A noite era de muito falatório e fumaças de cigarros, Basílio pôs-se de prontidão de pé em frente da igreja enquanto olhava o movimento na praça. Tinha uma barba extravagante e um traje em farrapos, parecia de longe um sumo-sacerdote da miséria em pessoa. Ele estava sozinho, porque seu melhor amigo era seu cachorro e o abandonou por causa do barulho dos fogos. Dizem, não sem razão ou motivos, que nunca se viu nesse mundo, um pobre andarilho que não tivesse um cão que vivesse da caridade de seu dono.

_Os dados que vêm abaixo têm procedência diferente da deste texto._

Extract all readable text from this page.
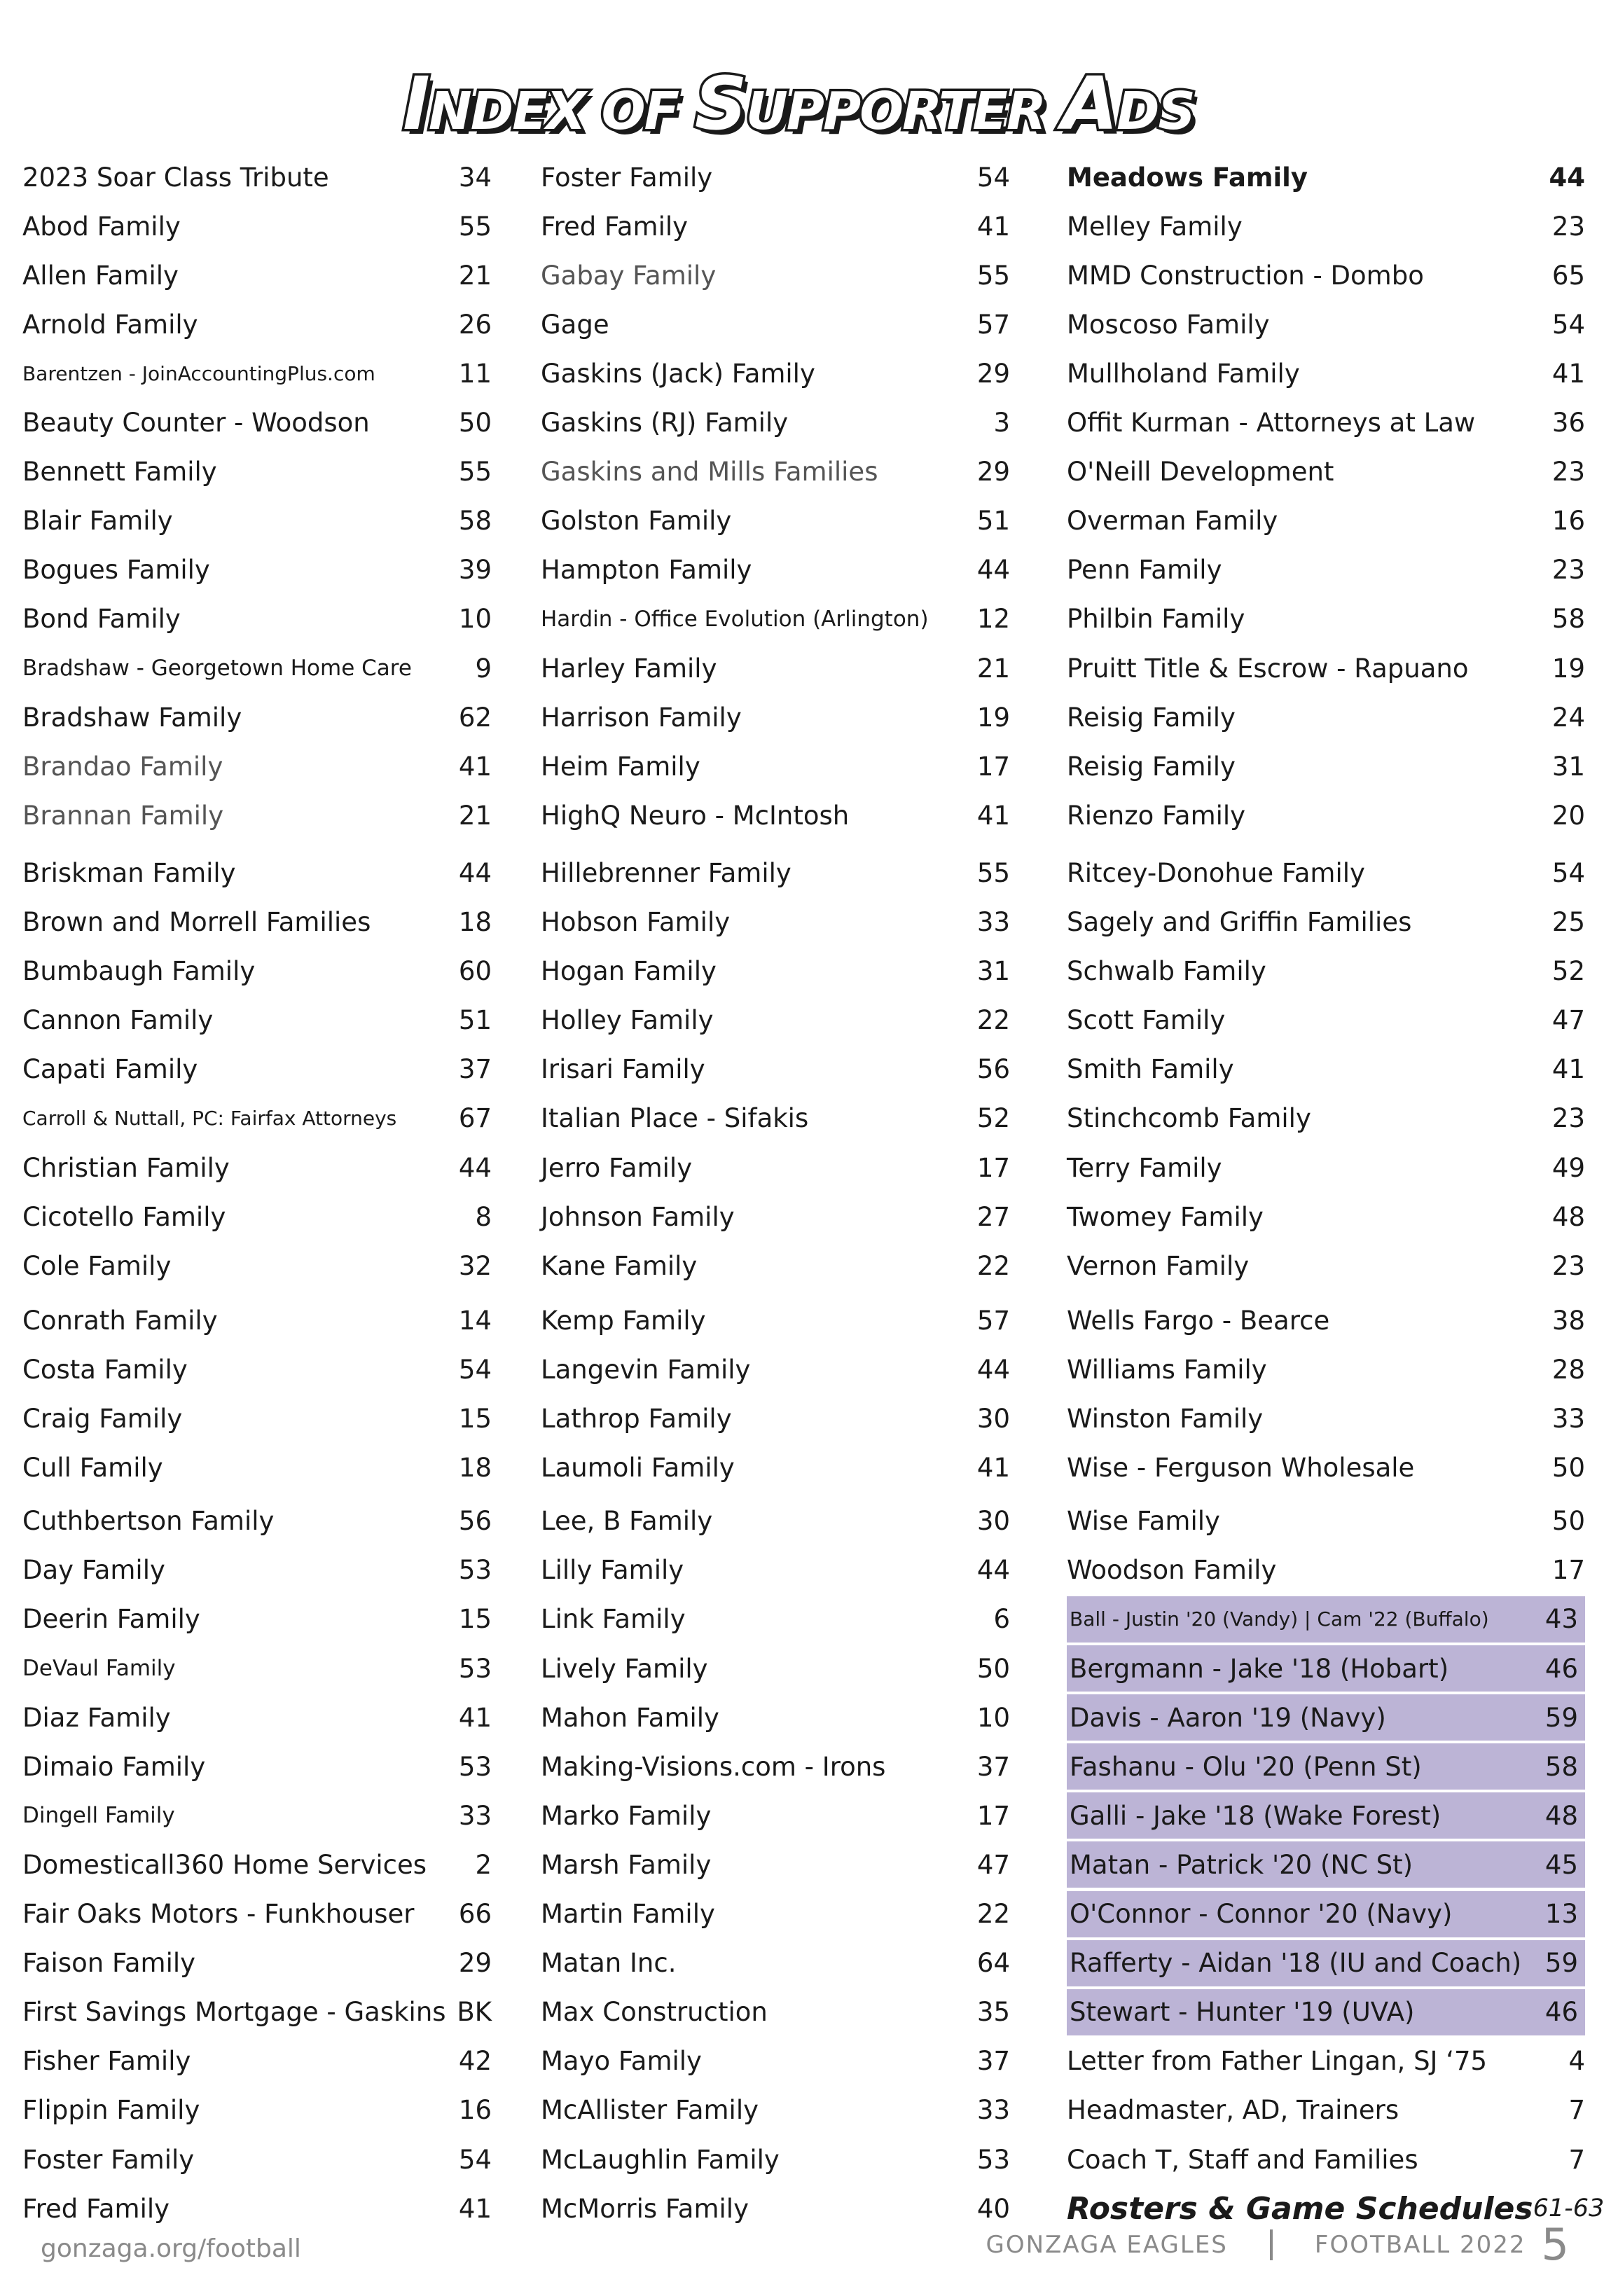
INDEX OF SUPPORTER ADS
2023 Soar Class Tribute	34
Abod Family	55
Allen Family	21
Arnold Family	26
Barentzen - JoinAccountingPlus.com	11
Beauty Counter - Woodson	50
Bennett Family	55
Blair Family	58
Bogues Family	39
Bond Family	10
Bradshaw - Georgetown Home Care 9
Bradshaw Family	62
Brandao Family	41
Brannan Family	21
Briskman Family	44
Brown and Morrell Families	18
Bumbaugh Family	60
Cannon Family	51
Capati Family	37
Carroll & Nuttall, PC: Fairfax Attorneys 67
Christian Family	44
Cicotello Family	8
Cole Family	32
Conrath Family	14
Costa Family	54
Craig Family	15
Cull Family	18
Cuthbertson Family	56
Day Family	53
Deerin Family	15
DeVaul Family	53
Diaz Family	41
Dimaio Family	53
Dingell Family	33
Domesticall360 Home Services 2
Fair Oaks Motors - Funkhouser 66
Faison Family	29
First Savings Mortgage - Gaskins BK
Fisher Family	42
Flippin Family	16
Foster Family	54
Fred Family	41
Foster Family	54
Fred Family	41
Gabay Family	55
Gage	57
Gaskins (Jack) Family	29
Gaskins (RJ) Family	3
Gaskins and Mills Families	29
Golston Family	51
Hampton Family	44
Hardin - Office Evolution (Arlington) 12
Harley Family	21
Harrison Family	19
Heim Family	17
HighQ Neuro - McIntosh	41
Hillebrenner Family	55
Hobson Family	33
Hogan Family	31
Holley Family	22
Irisari Family	56
Italian Place - Sifakis	52
Jerro Family	17
Johnson Family	27
Kane Family	22
Kemp Family	57
Langevin Family	44
Lathrop Family	30
Laumoli Family	41
Lee, B Family	30
Lilly Family	44
Link Family	6
Lively Family	50
Mahon Family	10
Making-Visions.com - Irons	37
Marko Family	17
Marsh Family	47
Martin Family	22
Matan Inc.	64
Max Construction	35
Mayo Family	37
McAllister Family	33
McLaughlin Family	53
McMorris Family	40
Meadows Family	44
Melley Family	23
MMD Construction - Dombo	65
Moscoso Family	54
Mullholand Family	41
Offit Kurman - Attorneys at Law	36
O'Neill Development	23
Overman Family	16
Penn Family	23
Philbin Family	58
Pruitt Title & Escrow - Rapuano	19
Reisig Family	24
Reisig Family	31
Rienzo Family	20
Ritcey-Donohue Family	54
Sagely and Griffin Families	25
Schwalb Family	52
Scott Family	47
Smith Family	41
Stinchcomb Family	23
Terry Family	49
Twomey Family	48
Vernon Family	23
Wells Fargo - Bearce	38
Williams Family	28
Winston Family	33
Wise - Ferguson Wholesale	50
Wise Family	50
Woodson Family	17
Ball - Justin '20 (Vandy) | Cam '22 (Buffalo) 43
Bergmann - Jake '18 (Hobart)	46
Davis - Aaron '19 (Navy)	59
Fashanu - Olu '20 (Penn St)	58
Galli - Jake '18 (Wake Forest)	48
Matan - Patrick '20 (NC St)	45
O'Connor - Connor '20 (Navy)	13
Rafferty - Aidan '18 (IU and Coach) 59
Stewart - Hunter '19 (UVA)	46
Letter from Father Lingan, SJ ‘75	4
Headmaster, AD, Trainers	7
Coach T, Staff and Families	7
Rosters & Game Schedules 61-63
gonzaga.org/football	GONZAGA EAGLES	FOOTBALL 2022 5
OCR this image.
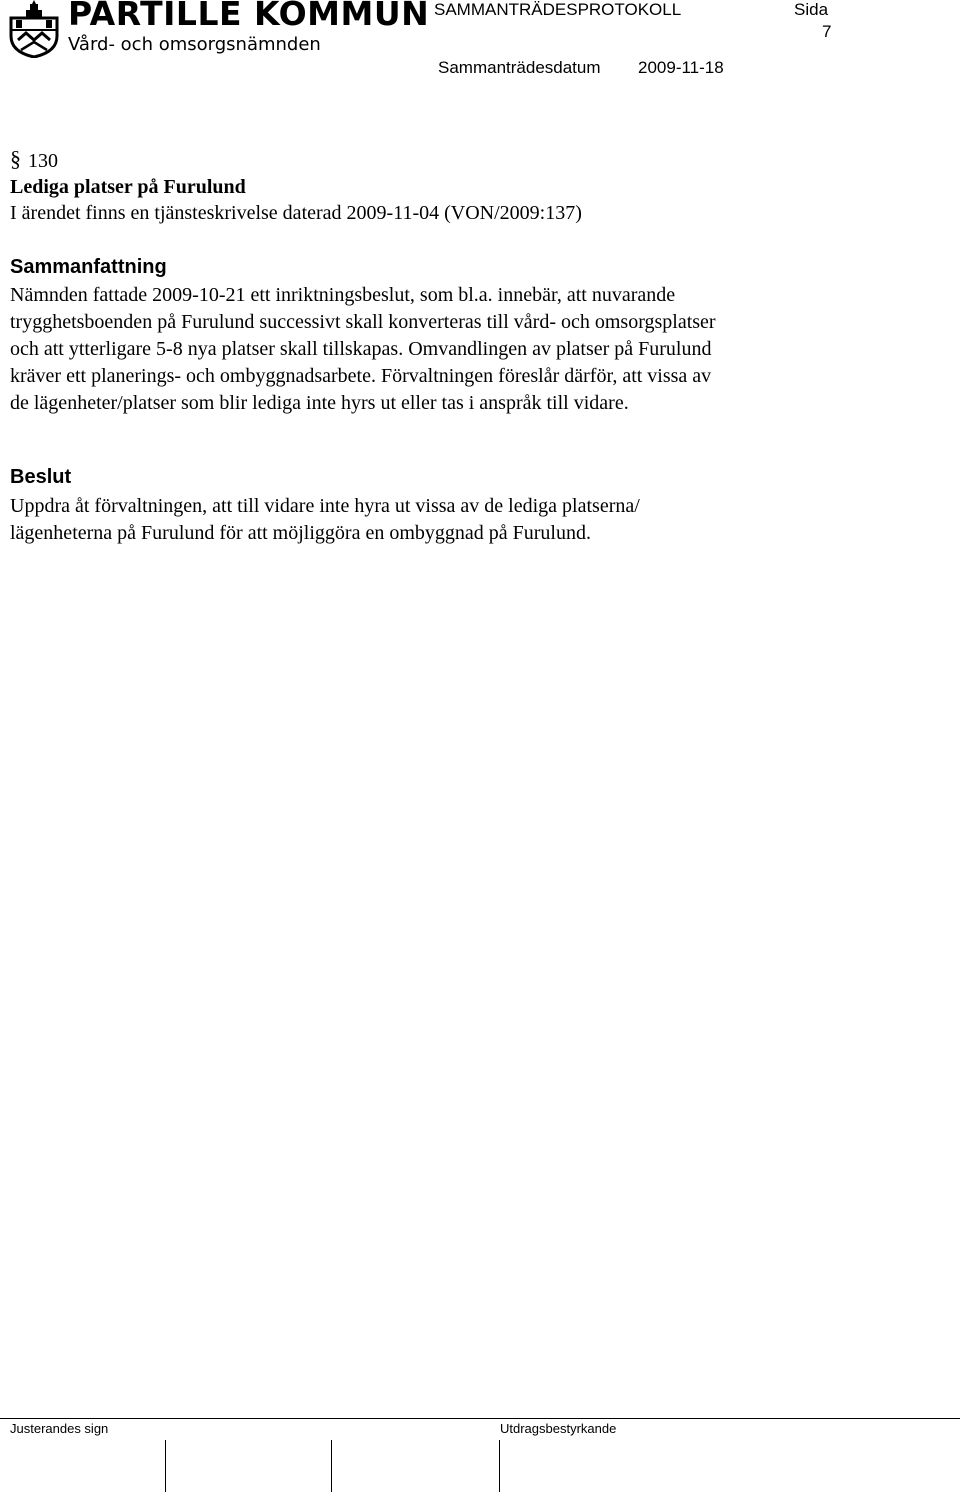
PARTILLE KOMMUN
Vård- och omsorgsnämnden
SAMMANTRÄDESPROTOKOLL	Sida
7
Sammanträdesdatum 2009-11-18
§ 130
Lediga platser på Furulund
I ärendet finns en tjänsteskrivelse daterad 2009-11-04 (VON/2009:137)
Sammanfattning
Nämnden fattade 2009-10-21 ett inriktningsbeslut, som bl.a. innebär, att nuvarande
trygghetsboenden på Furulund successivt skall konverteras till vård- och omsorgsplatser
och att ytterligare 5-8 nya platser skall tillskapas. Omvandlingen av platser på Furulund
kräver ett planerings- och ombyggnadsarbete. Förvaltningen föreslår därför, att vissa av
de lägenheter/platser som blir lediga inte hyrs ut eller tas i anspråk till vidare.
Beslut
Uppdra åt förvaltningen, att till vidare inte hyra ut vissa av de lediga platserna/
lägenheterna på Furulund för att möjliggöra en ombyggnad på Furulund.
Justerandes sign	Utdragsbestyrkande
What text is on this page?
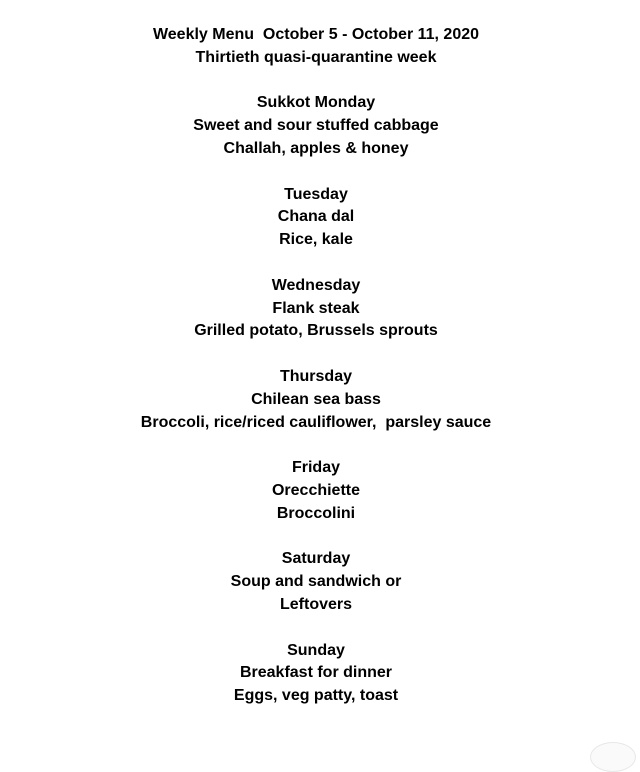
Weekly Menu  October 5 - October 11, 2020
Thirtieth quasi-quarantine week
Sukkot Monday
Sweet and sour stuffed cabbage
Challah, apples & honey
Tuesday
Chana dal
Rice, kale
Wednesday
Flank steak
Grilled potato, Brussels sprouts
Thursday
Chilean sea bass
Broccoli, rice/riced cauliflower,  parsley sauce
Friday
Orecchiette
Broccolini
Saturday
Soup and sandwich or
Leftovers
Sunday
Breakfast for dinner
Eggs, veg patty, toast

O que faz do mendigo seu senhor.

Já pela manhã bem cedo, Basílio ficara curioso com o movimento na avenida principal. Estava admirado com o luxo das caravanas, os enfeites das árvores e as pessoas bem vestidas. Uma multidão se vestia de roupas brancas, iam se amontoando como bolas de neve sentadas umas sobre os ombros de outras com garrafas de bebidas nas mãos, pessoas por metros, pessoas por quilômetros, e como se não bastasse iam deixando para trás mesas fartas de restos de comidas intocáveis para serem mais tarde, jogadas no lixo.

Para Basílio, a fome era uma inimiga que devia ser vencida com a paciência, ela ataca ao meio dia, a meia noite e, com gestos nobres de alguns bons cidadãos de velhas tradições, podia se confraternizar muito bem com uma boa lata de lixo com um pouco de sorte. A fome é uma coisa que para muitos, nem de longe passaria pela cabeça o que seja. Mas ele sabia.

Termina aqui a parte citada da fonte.